Back in 2015, Carlos Rodón made his major-league debut in less than ideal circumstances. He inherited two on with two out in the sixth inning of a game against Cleveland, issued a walk to load the bases, then gave up a two-run single to Ryan Raburn. Rodón only made two other relief appearances before he shifted to starting.

Rodón made his return to relief tonight under even tougher circumstances. The Indians loaded the bases in the seventh on three weak singles off Jimmy Cordero, which could be chalked up as bad luck if lefties weren't hitting .396 off him entering the game. Cordero recovered by getting a force out at home and a pop-out from Francisco Lindor.

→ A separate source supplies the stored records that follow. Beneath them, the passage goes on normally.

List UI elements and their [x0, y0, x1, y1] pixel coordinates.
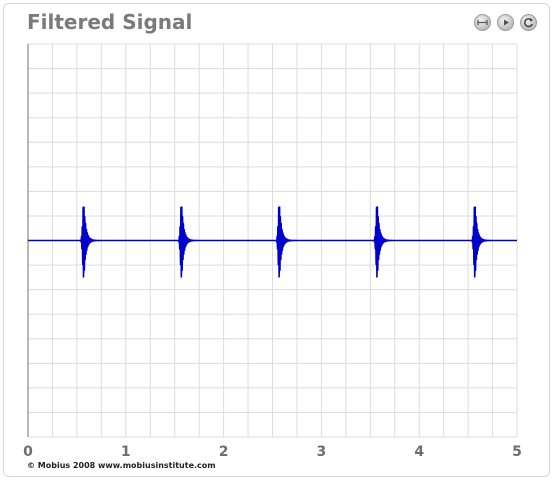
signal-line: [27, 206, 518, 278]
play-icon: [504, 19, 509, 26]
x-tick-label: 0: [23, 444, 33, 460]
x-tick-label: 5: [512, 444, 522, 460]
play-button[interactable]: [497, 14, 514, 31]
reset-icon: [524, 18, 534, 28]
fit-width-button[interactable]: [474, 14, 491, 31]
chart-title: Filtered Signal: [27, 10, 193, 34]
x-tick-label: 2: [219, 444, 229, 460]
x-tick-label: 4: [414, 444, 424, 460]
copyright-notice: © Mobius 2008 www.mobiusinstitute.com: [27, 461, 216, 470]
x-tick-label: 3: [317, 444, 327, 460]
reset-button[interactable]: [520, 14, 537, 31]
horizontal-fit-icon: [477, 20, 488, 25]
x-tick-label: 1: [121, 444, 131, 460]
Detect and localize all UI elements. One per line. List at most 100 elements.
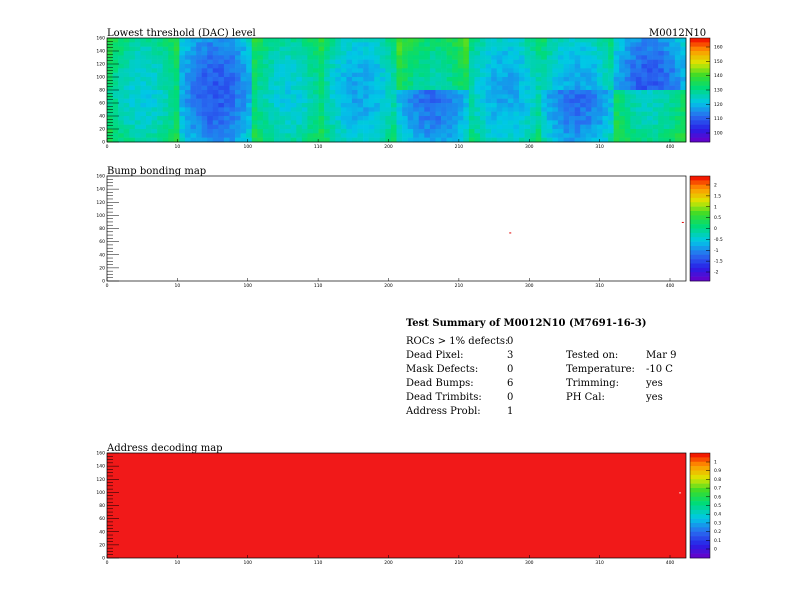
- heatmap-cell: [335, 129, 342, 134]
- heatmap-cell: [496, 94, 503, 99]
- heatmap-cell: [290, 81, 297, 86]
- heatmap-cell: [585, 124, 592, 130]
- heatmap-cell: [635, 137, 642, 143]
- heatmap-cell: [541, 137, 548, 143]
- heatmap-cell: [569, 120, 575, 125]
- colorbar-segment: [690, 254, 710, 260]
- heatmap-cell: [452, 103, 459, 108]
- heatmap-cell: [613, 85, 620, 91]
- heatmap-cell: [207, 94, 214, 99]
- y-tick-label: 120: [96, 200, 105, 206]
- heatmap-cell: [535, 111, 542, 117]
- heatmap-cell: [641, 77, 648, 82]
- heatmap-cell: [413, 90, 420, 95]
- heatmap-cell: [296, 137, 303, 143]
- heatmap-cell: [318, 98, 325, 104]
- heatmap-cell: [474, 133, 481, 138]
- heatmap-cell: [363, 103, 369, 108]
- heatmap-cell: [301, 55, 308, 60]
- heatmap-cell: [546, 72, 553, 78]
- heatmap-cell: [285, 55, 292, 60]
- heatmap-cell: [441, 51, 447, 56]
- heatmap-cell: [312, 55, 319, 60]
- heatmap-cell: [246, 77, 253, 82]
- heatmap-cell: [118, 46, 124, 52]
- heatmap-cell: [591, 81, 598, 86]
- heatmap-cell: [680, 59, 687, 65]
- heatmap-cell: [474, 51, 481, 56]
- heatmap-cell: [223, 72, 230, 78]
- heatmap-cell: [151, 59, 158, 65]
- heatmap-cell: [346, 85, 353, 91]
- heatmap-cell: [424, 59, 431, 65]
- heatmap-cell: [329, 90, 336, 95]
- heatmap-cell: [351, 124, 358, 130]
- heatmap-cell: [285, 111, 292, 117]
- heatmap-cell: [262, 77, 269, 82]
- heatmap-cell: [647, 68, 653, 73]
- heatmap-cell: [207, 116, 214, 121]
- heatmap-cell: [151, 72, 158, 78]
- y-tick-label: 40: [99, 529, 105, 535]
- heatmap-cell: [418, 116, 425, 121]
- heatmap-cell: [162, 68, 169, 73]
- heatmap-cell: [491, 51, 498, 56]
- heatmap-cell: [524, 81, 531, 86]
- heatmap-cell: [602, 129, 609, 134]
- heatmap-cell: [196, 120, 202, 125]
- heatmap-cell: [390, 72, 397, 78]
- heatmap-cell: [613, 120, 620, 125]
- heatmap-cell: [630, 107, 637, 112]
- heatmap-cell: [390, 107, 397, 112]
- heatmap-cell: [235, 85, 241, 91]
- heatmap-cell: [168, 72, 175, 78]
- heatmap-cell: [580, 46, 587, 52]
- heatmap-cell: [346, 129, 353, 134]
- heatmap-cell: [530, 68, 536, 73]
- heatmap-cell: [480, 72, 486, 78]
- heatmap-cell: [184, 98, 191, 104]
- heatmap-cell: [613, 133, 620, 138]
- x-tick-label: 200: [384, 560, 393, 566]
- heatmap-cell: [563, 107, 570, 112]
- heatmap-cell: [535, 85, 542, 91]
- heatmap-cell: [669, 137, 676, 143]
- heatmap-cell: [518, 124, 525, 130]
- heatmap-cell: [569, 46, 575, 52]
- heatmap-cell: [530, 107, 536, 112]
- heatmap-cell: [379, 116, 386, 121]
- heatmap-cell: [368, 133, 375, 138]
- heatmap-cell: [518, 81, 525, 86]
- heatmap-cell: [301, 129, 308, 134]
- heatmap-cell: [530, 129, 536, 134]
- heatmap-cell: [463, 111, 470, 117]
- heatmap-cell: [235, 55, 241, 60]
- heatmap-cell: [363, 81, 369, 86]
- heatmap-cell: [240, 55, 247, 60]
- heatmap-cell: [324, 55, 330, 60]
- heatmap-cell: [251, 68, 258, 73]
- heatmap-cell: [585, 98, 592, 104]
- heatmap-cell: [608, 55, 614, 60]
- heatmap-cell: [134, 77, 141, 82]
- heatmap-cell: [157, 107, 163, 112]
- heatmap-cell: [557, 133, 564, 138]
- heatmap-cell: [379, 103, 386, 108]
- heatmap-cell: [329, 42, 336, 47]
- heatmap-cell: [251, 72, 258, 78]
- heatmap-cell: [674, 98, 681, 104]
- heatmap-cell: [140, 103, 147, 108]
- heatmap-cell: [635, 81, 642, 86]
- heatmap-cell: [635, 72, 642, 78]
- heatmap-cell: [407, 72, 414, 78]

That brought Cesar Hernandez to the plate, and that's when Rick Renteria went to Rodón for yet-to-be-determined reasons. It went similarly well, as he gave up a two-run single to Hernandez, and a two-run double to José Ramírez that gave the Indians 5-4 lead, and the four-game sweep.

If you're wondering whether Aaron Bummer was available, he pitched the eighth. He gave up a line-drive single to Franmil Reyes in his return to the mound, but settled down to retire the next three batters, one by strikeout. He looked fine. I can understand Renteria wanting to give him a clean inning with a controlled, deliberate warm-up period in his return from an injury. Rodón is the bigger issue.

However, that unfolded, it made the triumph of solving Zach Plesac short-lived. While Yolmer Sánchez tagged a hanging curve for a solo shot in the third, they finally solved him in the seventh after some 20 innings of being held down.

Delino DeShields Jr. assisted with some uncharacteristically sloppy play in center field. He got caught too close to the wall on a Yoán Moncada drive, allowing the carom to get past him for a leadoff triple. Moncada came home on a Yasmani Grandal grounder for a 2-1 lead.

By some miracle, the Sox weren't done. José Abreu drew a walk, advanced to third when DeShields couldn't haul in Eloy Jiménez's drive to the right-center warning track, then came home on Nomar Mazara's grounder through the left side. Jiménez followed him, but he jammed his foot sliding into the plate, and left the game afterward, foreshadowing some sort of doom.

Dallas Keuchel was in position for the win before the bullpen melted down, and the absence of one is the only thing he didn't get out of his start, which was a rousing success otherwise. He completed six innings for the first time since coming off the injured list, and in his classic style -- a few strikeouts (three), but more groundouts (six), which kept his pitch count reasonable (93).

He gave up four hits, only one of which was smoked, but the luck ultimately balanced out in his favor. Yasmani Grandal erased José Ramírez's first-inning double by picking him off second, and Cesar Hernandez's shanked slicer down the line hopped over the side-wall, resulting in a ground-rule double that kept Francisco Lindor at third, only scoring one run instead of two. Keuchel decided to go after Ramírez even with a base open, and Ramírez grounded out to short to keep the game tied at 1.

Keuchel completed the final three innigns without incident, and every out counted. After he retired Franmil Reyes with a first-pitch pop-up to end the sixth, his ERA dropped down to 1.99. That's something!

Bullet points:

*Moncada is now in a 3-for-37 slump, with all three hits triples.

*Ramírez went 5-for-12 with three doubles, two homers and eight RBIs during the series. If he ends up passing Abreu in MVP voting, he can thank the White Sox pitching staff.